7. The process according to claim 6, wherein the suitable solvent of step (a) is diethyl ether or THF.

8. The process according to claim 1, wherein the suitable base for step (a) is n-butyl lithium, sec-butyl lithium, tert-butyl lithium, or n-pentyl lithium.

9. The process according to claim 8, wherein the suitable base for step (a) is n-butyl lithium.

10. The process according to claim 1, wherein the suitable metal halide for step (a) is magnesium chloride, magnesium bromide, or magnesium triflate.

11. The process according to claim 10, wherein the suitable metal halide for step (a) is magnesium chloride.

12. The process according to claim 1, wherein the trifluoromethyl ketone compound (D) for step (b) is 5-fluoro-N-(4-methoxybenzyl)-2-(4,4,4-trifluoro-1,1-dimethyl-3-oxobutyl)benzamide, 4-(5-bromo-2-methoxyphenyl)-1,1,1-trifluoro-4-methylpentan-2-one, or 5-fluoro-N—[(S)-1-(4-methoxyphenyl)ethyl]-2-(4,4,4-trifluoro-1,1-dimethyl-3-oxobutyl)benzamide.

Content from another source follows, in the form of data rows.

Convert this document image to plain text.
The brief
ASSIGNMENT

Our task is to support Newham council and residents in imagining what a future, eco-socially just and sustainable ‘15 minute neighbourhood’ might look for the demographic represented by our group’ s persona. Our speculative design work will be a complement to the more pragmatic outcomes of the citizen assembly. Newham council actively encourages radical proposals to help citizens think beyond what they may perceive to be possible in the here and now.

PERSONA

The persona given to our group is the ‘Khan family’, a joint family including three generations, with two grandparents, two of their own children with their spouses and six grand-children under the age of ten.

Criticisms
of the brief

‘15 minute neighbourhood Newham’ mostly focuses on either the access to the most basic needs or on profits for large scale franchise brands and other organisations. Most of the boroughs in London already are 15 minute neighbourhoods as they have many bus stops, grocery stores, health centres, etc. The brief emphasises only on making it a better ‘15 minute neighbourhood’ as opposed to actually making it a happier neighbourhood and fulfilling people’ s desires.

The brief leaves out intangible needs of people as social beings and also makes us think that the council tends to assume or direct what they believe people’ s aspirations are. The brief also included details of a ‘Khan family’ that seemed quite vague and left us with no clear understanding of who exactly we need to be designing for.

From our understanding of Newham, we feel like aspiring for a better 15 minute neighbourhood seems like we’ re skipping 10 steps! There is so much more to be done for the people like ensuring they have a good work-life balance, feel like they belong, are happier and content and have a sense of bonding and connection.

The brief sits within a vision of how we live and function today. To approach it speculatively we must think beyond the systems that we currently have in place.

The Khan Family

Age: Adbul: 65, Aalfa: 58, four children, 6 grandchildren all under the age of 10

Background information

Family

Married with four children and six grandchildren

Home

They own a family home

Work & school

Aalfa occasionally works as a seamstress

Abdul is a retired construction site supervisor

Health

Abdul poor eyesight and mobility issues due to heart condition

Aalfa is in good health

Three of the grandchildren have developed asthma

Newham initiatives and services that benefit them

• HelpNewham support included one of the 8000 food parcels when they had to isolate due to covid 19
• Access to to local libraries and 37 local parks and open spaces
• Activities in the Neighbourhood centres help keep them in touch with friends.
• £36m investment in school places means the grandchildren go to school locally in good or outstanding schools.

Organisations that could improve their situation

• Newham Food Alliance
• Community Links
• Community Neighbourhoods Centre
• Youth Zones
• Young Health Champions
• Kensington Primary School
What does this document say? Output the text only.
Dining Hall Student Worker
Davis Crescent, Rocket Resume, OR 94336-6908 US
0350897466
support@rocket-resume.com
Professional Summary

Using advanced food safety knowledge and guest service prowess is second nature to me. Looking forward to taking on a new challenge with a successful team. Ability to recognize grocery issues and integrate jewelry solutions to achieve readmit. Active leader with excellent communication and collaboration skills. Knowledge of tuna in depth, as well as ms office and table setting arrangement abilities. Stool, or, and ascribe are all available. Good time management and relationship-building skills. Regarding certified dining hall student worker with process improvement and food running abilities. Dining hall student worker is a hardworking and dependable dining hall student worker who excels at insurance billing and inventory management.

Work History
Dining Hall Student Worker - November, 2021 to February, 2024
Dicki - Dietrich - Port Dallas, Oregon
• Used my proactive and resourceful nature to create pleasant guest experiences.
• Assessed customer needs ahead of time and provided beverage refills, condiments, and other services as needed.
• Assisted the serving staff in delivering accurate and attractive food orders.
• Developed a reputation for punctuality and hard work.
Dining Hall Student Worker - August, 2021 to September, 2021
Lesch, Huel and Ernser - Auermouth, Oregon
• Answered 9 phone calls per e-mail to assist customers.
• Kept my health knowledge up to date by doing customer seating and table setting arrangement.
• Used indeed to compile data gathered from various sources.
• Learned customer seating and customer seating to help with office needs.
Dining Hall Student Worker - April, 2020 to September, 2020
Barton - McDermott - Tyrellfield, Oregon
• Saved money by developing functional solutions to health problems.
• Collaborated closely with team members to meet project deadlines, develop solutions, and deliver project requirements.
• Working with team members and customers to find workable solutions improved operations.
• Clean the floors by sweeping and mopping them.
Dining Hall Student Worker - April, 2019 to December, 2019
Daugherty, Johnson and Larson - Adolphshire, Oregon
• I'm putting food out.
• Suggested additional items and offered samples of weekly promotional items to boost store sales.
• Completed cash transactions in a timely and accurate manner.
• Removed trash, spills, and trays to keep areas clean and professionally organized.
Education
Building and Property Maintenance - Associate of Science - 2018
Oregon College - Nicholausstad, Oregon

13. The process according to claim 1, wherein the suitable aqueous acid of step (b) is hydrochloride acid, hydrobromic acid, sulfuric acid, trifluoroacetic acid, acetic acid, phosphoric acid, or ammonium chloride.

14. The process according to claim 13, wherein the suitable aqueous acid of step (b) is aqueous hydrochloric acid.

15. The process according to claim 1, wherein the suitable dialkyl zinc of step (b) is dimethyl zinc, diethyl zinc, or diisopropyl zinc.

16. The process according to claim 15, wherein the suitable dialkyl zinc of step (b) is diethyl zinc.

17. The process according to claim 1, wherein the suitable N-alkyl-L-proline of step (b) is N-methyl-L-proline, N-ethyl-L-proline, N-isobutyl-L-proline, N-isopropyl-L-proline, N-cyclopentyl-L-proline, N-cyclohexyl-L-proline, N-tert-butyl-L-proline, or N-3-pentyl-L-proline.

18. The process according to claim 18, wherein the suitable N-alkyl-L-proline of step (b) is N-isopropyl-L-proline or N-cyclopentyl-L-proline.

19. The process according to claim 1, wherein the suitable temperature of step (b) is from −78° C. to 30° C.

20. The process according to claim 1, wherein the suitable base of step (c) is sodium hydroxide, potassium hydroxide, cesium hydroxide, sodium methoxide, sodium ethoxide, sodium isopropoxide, or sodium tert-butoxide.

21. The process according to claim 20, wherein the suitable base of step (c) is sodium methoxide.

22. The process according to claim 1, wherein the suitable temperature of step (c) is 0° C. to 50° C.